What has emerged in the Cass review is a scandal. It is a scandal that children and young people are waiting far too long—often years—for care while their wellbeing deteriorates and their childhood slips away. It is scandalous that medical interventions have been made on the basis of shaky evidence. It is scandalous that, despite all that, some NHS providers refused to co-operate with Dr Cass’s review. Perhaps the worst scandal of all is that the toxicity of this discussion means that people have felt silenced, and it required investigative journalism to prompt the review to take place. This particularly vulnerable group of children and young people are at the wrong end of all the statistics for mental ill health, suicide and self-harm. There is no doubt that they have been very badly let down, so we owe it to them to approach this discussion with the same care and sensitivity with which Dr Cass undertook her review.

Parts of the report will sound familiar to anyone acquainted with the NHS today. Children and young people face unacceptably long waiting lists and are unable to get the mental health support and assessments they require, and services face significant staff shortages, with a lack of workforce planning driving all of that. As with so many parts of the NHS today, the report paints a picture of a service unable to cope with demand. Dr Cass is clear that care must be personal and holistic. Will the Secretary of State set out how she plans to cut waiting times for assessments for mental health and neurodevelopmental conditions?

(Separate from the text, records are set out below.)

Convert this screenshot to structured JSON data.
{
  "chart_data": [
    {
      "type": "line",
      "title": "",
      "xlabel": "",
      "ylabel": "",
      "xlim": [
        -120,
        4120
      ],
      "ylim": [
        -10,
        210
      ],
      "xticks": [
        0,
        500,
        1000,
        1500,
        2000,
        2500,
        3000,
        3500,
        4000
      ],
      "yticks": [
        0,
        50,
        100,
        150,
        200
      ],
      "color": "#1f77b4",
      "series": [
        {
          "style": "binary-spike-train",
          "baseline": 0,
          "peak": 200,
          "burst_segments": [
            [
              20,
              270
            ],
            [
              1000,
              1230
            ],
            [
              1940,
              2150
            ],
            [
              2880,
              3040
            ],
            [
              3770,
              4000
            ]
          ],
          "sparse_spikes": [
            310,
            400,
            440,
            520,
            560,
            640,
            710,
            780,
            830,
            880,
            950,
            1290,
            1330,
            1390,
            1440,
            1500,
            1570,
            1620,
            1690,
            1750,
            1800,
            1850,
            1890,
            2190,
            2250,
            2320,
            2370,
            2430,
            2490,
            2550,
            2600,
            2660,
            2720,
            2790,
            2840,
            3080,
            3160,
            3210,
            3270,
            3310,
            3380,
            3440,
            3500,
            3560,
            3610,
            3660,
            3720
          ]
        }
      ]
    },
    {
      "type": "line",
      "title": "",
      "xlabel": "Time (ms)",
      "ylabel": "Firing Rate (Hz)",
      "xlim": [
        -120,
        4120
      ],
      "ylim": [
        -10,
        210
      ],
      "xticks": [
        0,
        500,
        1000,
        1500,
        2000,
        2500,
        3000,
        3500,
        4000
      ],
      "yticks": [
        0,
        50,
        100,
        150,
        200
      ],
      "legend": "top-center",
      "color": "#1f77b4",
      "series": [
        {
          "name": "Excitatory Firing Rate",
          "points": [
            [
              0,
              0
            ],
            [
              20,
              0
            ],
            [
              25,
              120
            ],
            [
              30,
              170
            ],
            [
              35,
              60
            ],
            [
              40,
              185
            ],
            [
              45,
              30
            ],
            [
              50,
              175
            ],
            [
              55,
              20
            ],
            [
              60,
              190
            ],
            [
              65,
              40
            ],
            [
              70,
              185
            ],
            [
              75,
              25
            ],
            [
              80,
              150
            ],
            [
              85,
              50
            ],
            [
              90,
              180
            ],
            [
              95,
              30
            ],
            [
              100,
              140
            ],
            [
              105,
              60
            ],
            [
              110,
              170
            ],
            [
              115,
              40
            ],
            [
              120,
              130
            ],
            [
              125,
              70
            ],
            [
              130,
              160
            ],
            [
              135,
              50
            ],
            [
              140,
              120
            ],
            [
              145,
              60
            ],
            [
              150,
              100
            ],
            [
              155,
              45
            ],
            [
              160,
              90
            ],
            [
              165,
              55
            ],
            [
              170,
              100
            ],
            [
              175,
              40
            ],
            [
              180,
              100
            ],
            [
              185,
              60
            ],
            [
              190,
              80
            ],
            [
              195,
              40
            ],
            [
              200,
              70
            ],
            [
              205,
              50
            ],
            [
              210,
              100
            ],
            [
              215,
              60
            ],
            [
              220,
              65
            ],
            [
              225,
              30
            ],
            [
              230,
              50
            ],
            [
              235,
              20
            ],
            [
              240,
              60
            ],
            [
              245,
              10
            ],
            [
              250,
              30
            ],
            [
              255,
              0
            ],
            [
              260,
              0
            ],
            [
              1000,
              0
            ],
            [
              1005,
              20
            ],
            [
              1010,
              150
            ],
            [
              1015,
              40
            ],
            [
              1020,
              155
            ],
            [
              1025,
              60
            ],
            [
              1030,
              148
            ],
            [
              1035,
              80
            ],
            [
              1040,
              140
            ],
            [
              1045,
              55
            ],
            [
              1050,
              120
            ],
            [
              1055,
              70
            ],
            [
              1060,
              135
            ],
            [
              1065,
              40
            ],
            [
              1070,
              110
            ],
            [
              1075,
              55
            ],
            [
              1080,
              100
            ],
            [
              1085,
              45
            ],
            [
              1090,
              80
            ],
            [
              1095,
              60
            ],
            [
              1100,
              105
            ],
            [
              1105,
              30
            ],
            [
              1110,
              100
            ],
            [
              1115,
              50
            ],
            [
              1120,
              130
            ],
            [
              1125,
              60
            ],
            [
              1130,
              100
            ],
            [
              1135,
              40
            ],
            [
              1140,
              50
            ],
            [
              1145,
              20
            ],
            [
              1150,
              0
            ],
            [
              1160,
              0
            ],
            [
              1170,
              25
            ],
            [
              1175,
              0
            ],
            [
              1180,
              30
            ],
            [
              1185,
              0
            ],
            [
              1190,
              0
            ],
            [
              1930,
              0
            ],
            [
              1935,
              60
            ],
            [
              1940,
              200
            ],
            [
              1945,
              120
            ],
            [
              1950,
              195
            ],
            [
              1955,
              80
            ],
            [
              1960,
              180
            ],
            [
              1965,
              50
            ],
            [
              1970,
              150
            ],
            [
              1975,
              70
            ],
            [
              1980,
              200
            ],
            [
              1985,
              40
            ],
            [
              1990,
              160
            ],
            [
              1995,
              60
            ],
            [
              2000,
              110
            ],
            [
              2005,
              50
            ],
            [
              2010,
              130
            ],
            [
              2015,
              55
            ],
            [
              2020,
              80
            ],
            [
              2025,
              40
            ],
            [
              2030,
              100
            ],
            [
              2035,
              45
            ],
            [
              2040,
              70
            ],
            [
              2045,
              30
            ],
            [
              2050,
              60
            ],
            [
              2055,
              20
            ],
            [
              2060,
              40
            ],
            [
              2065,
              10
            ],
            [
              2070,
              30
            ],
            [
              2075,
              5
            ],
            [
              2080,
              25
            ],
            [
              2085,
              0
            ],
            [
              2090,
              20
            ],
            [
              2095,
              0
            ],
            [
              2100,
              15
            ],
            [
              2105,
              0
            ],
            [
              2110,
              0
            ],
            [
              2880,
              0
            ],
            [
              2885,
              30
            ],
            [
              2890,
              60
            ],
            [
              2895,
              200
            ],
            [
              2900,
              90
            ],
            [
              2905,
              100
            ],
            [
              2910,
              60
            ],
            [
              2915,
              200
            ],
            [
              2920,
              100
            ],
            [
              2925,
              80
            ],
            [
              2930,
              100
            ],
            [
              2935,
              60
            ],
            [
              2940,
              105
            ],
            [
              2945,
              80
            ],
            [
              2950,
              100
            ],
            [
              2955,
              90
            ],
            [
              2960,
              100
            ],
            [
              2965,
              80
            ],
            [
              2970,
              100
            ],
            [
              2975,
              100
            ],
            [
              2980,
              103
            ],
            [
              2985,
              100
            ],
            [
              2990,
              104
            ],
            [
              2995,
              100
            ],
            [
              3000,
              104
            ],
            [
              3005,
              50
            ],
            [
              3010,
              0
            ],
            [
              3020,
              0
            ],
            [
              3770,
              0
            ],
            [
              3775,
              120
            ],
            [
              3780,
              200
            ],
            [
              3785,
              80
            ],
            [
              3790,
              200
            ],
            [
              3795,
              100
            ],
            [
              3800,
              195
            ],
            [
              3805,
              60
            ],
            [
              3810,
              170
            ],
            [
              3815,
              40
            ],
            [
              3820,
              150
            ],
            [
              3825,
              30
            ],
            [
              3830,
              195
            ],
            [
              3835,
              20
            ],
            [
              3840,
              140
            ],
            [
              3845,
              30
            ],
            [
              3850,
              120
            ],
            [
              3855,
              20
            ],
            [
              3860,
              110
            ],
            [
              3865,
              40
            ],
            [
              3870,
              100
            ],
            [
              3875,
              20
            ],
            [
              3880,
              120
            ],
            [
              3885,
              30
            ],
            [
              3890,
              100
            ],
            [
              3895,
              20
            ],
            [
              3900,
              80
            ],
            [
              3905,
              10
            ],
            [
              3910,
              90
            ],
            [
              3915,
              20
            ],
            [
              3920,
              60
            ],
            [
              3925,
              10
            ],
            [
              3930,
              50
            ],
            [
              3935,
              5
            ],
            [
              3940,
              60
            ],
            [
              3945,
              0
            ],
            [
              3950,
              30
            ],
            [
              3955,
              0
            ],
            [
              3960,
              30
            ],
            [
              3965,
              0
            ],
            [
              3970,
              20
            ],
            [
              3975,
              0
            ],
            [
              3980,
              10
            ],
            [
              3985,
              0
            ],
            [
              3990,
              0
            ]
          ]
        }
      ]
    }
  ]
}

Waiting lists are so bad in some cases that children are passing into adulthood before they have had their first appointment with gender identity services, leaving them facing a cliff edge. Cass recommends follow-through services up to the age of 25 to ensure continuity of care. Will the Secretary of State indicate how long she thinks it will take to establish those services?

Labour welcomed the decision by NHS England last month to stop the routine prescription of puberty blockers to under-18s. The loophole that exists for private providers risks sparking a black market. The Secretary of State has said that she expects private clinics to follow the report’s recommendations to follow the evidence. I underline our support for her expectations on compliance. Can she give an indication of whether she thinks that further regulation may be needed to ensure adequate enforcement of the recommendations?

The refusal of adult gender services to share data on the long-term experience of patients is inexcusable—as the Secretary of State said, it is deplorable. The data does not belong to them; it belongs to the NHS and, crucially, to patients. I welcome their coming forward now, but how was this allowed to happen, and what accountability does she think would be appropriate?

This report must provide a watershed moment for the NHS’s gender identity services. Children’s healthcare should always be led by evidence and be in the best interests of children’s welfare. Dr Cass’s report has provided the basis on which to go forward. The report must also provide a watershed moment for the way in which our society and our politics discuss this issue. There are children, young people and adults—including trans children, young people and adults—in this country who are desperately worried and frightened by the toxicity of this debate. There are healthcare professionals who are scared to do their job and make their views known. Dr Cass said that

“toxic, ideological and polarised public debate has made the work of the Review significantly harder” and it will hamper the research that is essential to finding a way forward.

Even in a general election year, there is surely one issue on which we can down tools and work together: the pursuit of the healthcare of vulnerable people. I pay tribute to Sir Sajid Javid. We had many scraps across the Dispatch Box, but for his role in commissioning this review he deserves our thanks and respect. I hope to work constructively with the Health Secretary to put children’s health and wellbeing above the political fray.